Supply backlog superimposed on capacity recovery, the length of continuous losses in the industry in the first half of the year exceeded expectations, the early market was too optimistic about the recovery of consumption, and the premature intervention of frozen products and secondary education and other forces, although it can support the bottom, but objectively also play a role in lengthening the cycle. The current contradiction of the industry is that, on the one hand, capital resilience has increased, production capacity de-transformation has not yet been substantially carried out, and the judgment of cycle reversal is still early; On the other hand, the longest loss period in history is about to come out, and the cash flow of some entities is shaky, and it is imperative to cut the exit plan. The de-production capacity will eventually occur, and whether it will be a storm or a gradual transition is still variable.

Standing in the middle of the year, comprehensively considering the supply, demand, price and profit in the second half of the year, the fundamentals rarely resonate, the supply and demand lack of the main line contradiction, the overall judgment of the price is still a wide range of shocks, in which the sentiment will play a key catalytic role, the expected swing will intensify the short-term contradiction and produce a new expectation difference. From June to August, the industry is facing a game between a potential weak break and weak demand in the context of high supply, rationally judging that the price has a weak but relatively certain rebound space, but the early pessimistic mood or the later radical pressing and secondary education strategy There is a possibility that the market is over-falling or over-rising, and the spot core range is judged to be [14,17]. From September to October, the weak break period ended, the production capacity returned to excess, demand still did not keep up, the price may have a pullback, the industry does not rule out a return to the state of loss, the spot core fluctuation range is expected to be in [17, 15]. From November to January of the following year at the end of the year, based on the fact of active or passive reduction of production capacity at the beginning of the year, the market may once again produce a consensus expectation of price increases at the end of the year, but the intervention of speculative forces leads to the possibility of advancing prices, and the supply is concentrated before the holiday, so that the real price increase before the holiday is less than expected, and the price is expected to rise first and then fall, and the core range is [16, 20].

The market is expected to remain dominated by spot-led driven transactions, with stable capacity changes and difficult valuation transactions; On the other hand, considering that there is a certain premium in the far month, in the long run, under the background of the lack of significant reduction of production capacity, there is still an advantage in squeezing water at high altitude, and industrial hedging is recommended to lock in at high prices. In terms of trading, it is recommended that the rhythm refer to or slightly advance than the spot, the early low of June to August is mainly 07, 09, the reference range is [15000, 17500], after August, wait for the high point to be short-based, and then take back the long order after the low point is generated, 11, 01 and other contract fluctuation range reference [19500, 15500].

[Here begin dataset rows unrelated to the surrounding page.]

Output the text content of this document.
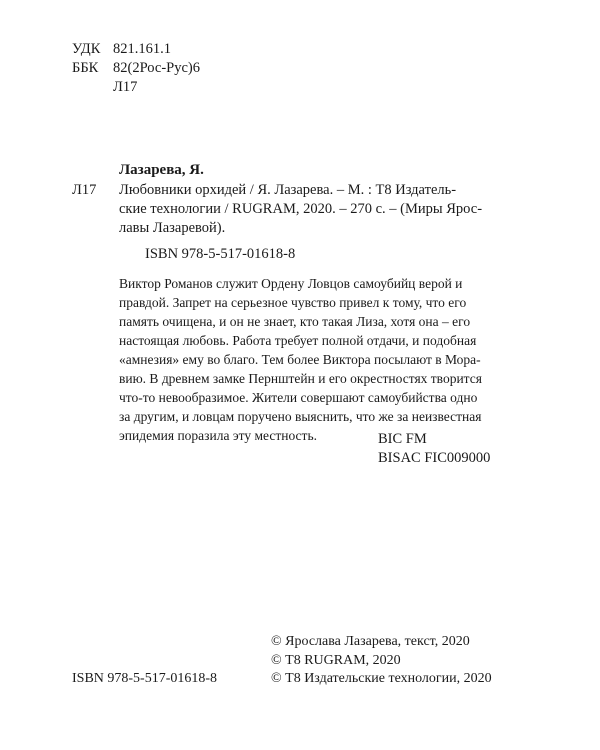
УДК 821.161.1
ББК 82(2Рос-Рус)6
Л17
Лазарева, Я.
Л17 Любовники орхидей / Я. Лазарева. – М. : Т8 Издатель-
ские технологии / RUGRAM, 2020. – 270 с. – (Миры Ярос-
лавы Лазаревой).
ISBN 978-5-517-01618-8
Виктор Романов служит Ордену Ловцов самоубийц верой и
правдой. Запрет на серьезное чувство привел к тому, что его
память очищена, и он не знает, кто такая Лиза, хотя она – его
настоящая любовь. Работа требует полной отдачи, и подобная
«амнезия» ему во благо. Тем более Виктора посылают в Мора-
вию. В древнем замке Пернштейн и его окрестностях творится
что-то невообразимое. Жители совершают самоубийства одно
за другим, и ловцам поручено выяснить, что же за неизвестная
эпидемия поразила эту местность.	BIC FM
BISAC FIC009000
© Ярослава Лазарева, текст, 2020
© Т8 RUGRAM, 2020
© Т8 Издательские технологии, 2020
ISBN 978-5-517-01618-8
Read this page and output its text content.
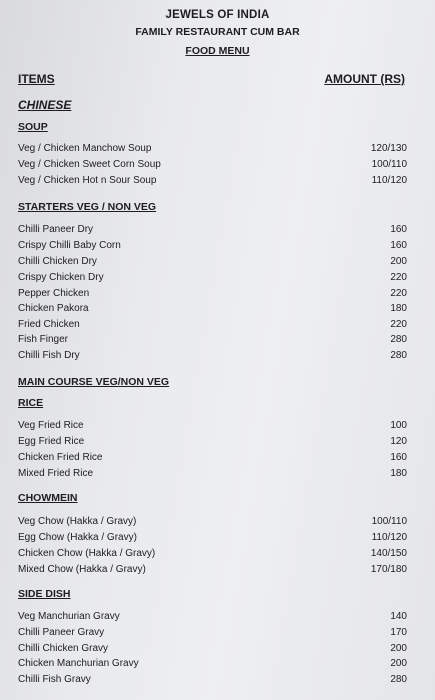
JEWELS OF INDIA
FAMILY RESTAURANT CUM BAR
FOOD MENU
ITEMS	AMOUNT (RS)
CHINESE
SOUP
Veg / Chicken Manchow Soup	120/130
Veg / Chicken Sweet Corn Soup	100/110
Veg / Chicken Hot n Sour Soup	110/120
STARTERS VEG / NON VEG
Chilli Paneer Dry	160
Crispy Chilli Baby Corn	160
Chilli Chicken Dry	200
Crispy Chicken Dry	220
Pepper Chicken	220
Chicken Pakora	180
Fried Chicken	220
Fish Finger	280
Chilli Fish Dry	280
MAIN COURSE VEG/NON VEG
RICE
Veg Fried Rice	100
Egg Fried Rice	120
Chicken Fried Rice	160
Mixed Fried Rice	180
CHOWMEIN
Veg Chow (Hakka / Gravy)	100/110
Egg Chow (Hakka / Gravy)	110/120
Chicken Chow (Hakka / Gravy)	140/150
Mixed Chow (Hakka / Gravy)	170/180
SIDE DISH
Veg Manchurian Gravy	140
Chilli Paneer Gravy	170
Chilli Chicken Gravy	200
Chicken Manchurian Gravy	200
Chilli Fish Gravy	280
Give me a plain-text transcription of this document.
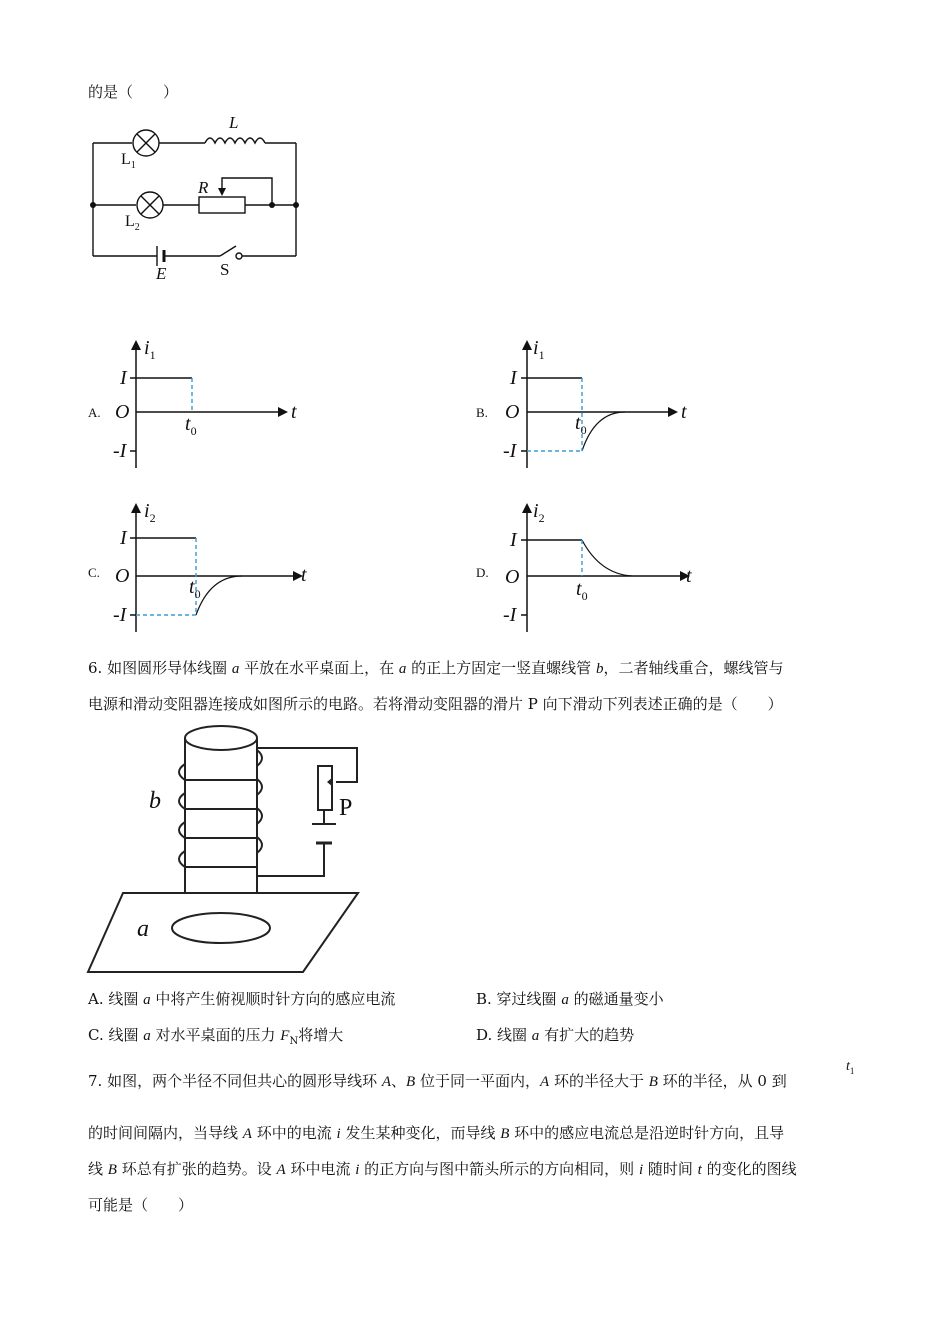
的是（　　）
L
$L_1$
R
$L_2$
E	S
A.
$i_1$
I
O
-I
t
$t_0$
B.
$i_1$
I
O
-I
t
$t_0$
C.
$i_2$
I
O
-I
t
$t_0$
D.
$i_2$
I
O
-I
t
$t_0$
6. 如图圆形导体线圈 a 平放在水平桌面上，在 a 的正上方固定一竖直螺线管 b，二者轴线重合，螺线管与
电源和滑动变阻器连接成如图所示的电路。若将滑动变阻器的滑片 P 向下滑动下列表述正确的是（　　）
b	P
a
A. 线圈 a 中将产生俯视顺时针方向的感应电流	B. 穿过线圈 a 的磁通量变小
C. 线圈 a 对水平桌面的压力 $F_N$将增大	D. 线圈 a 有扩大的趋势
7. 如图，两个半径不同但共心的圆形导线环 A、B 位于同一平面内，A 环的半径大于 B 环的半径，从 0 到
$t_1$
的时间间隔内，当导线 A 环中的电流 i 发生某种变化，而导线 B 环中的感应电流总是沿逆时针方向，且导
线 B 环总有扩张的趋势。设 A 环中电流 i 的正方向与图中箭头所示的方向相同，则 i 随时间 t 的变化的图线
可能是（　　）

Risks: Emotional selling overshadowed supply reduction in June, and prices collapsed early; From June to August, the supply reduction exceeded expectations, the second breeding pressure fence entered, and the plate sharply repaired the expected difference.

Disclaimer: The information in this report is derived from public information or field research, our company and researchers do not guarantee the accuracy and completeness of the information, the information and views in this report reflect the judgment of the report when it is first publicly released, and may be adjusted at any time; The information and opinions expressed in the report do not constitute an investment offer or recommendation to buy or sell and the investment decisions and results made by investors on the basis thereof are not relevant to the Company and the author. Investment is risky and you need to be cautious when entering the market.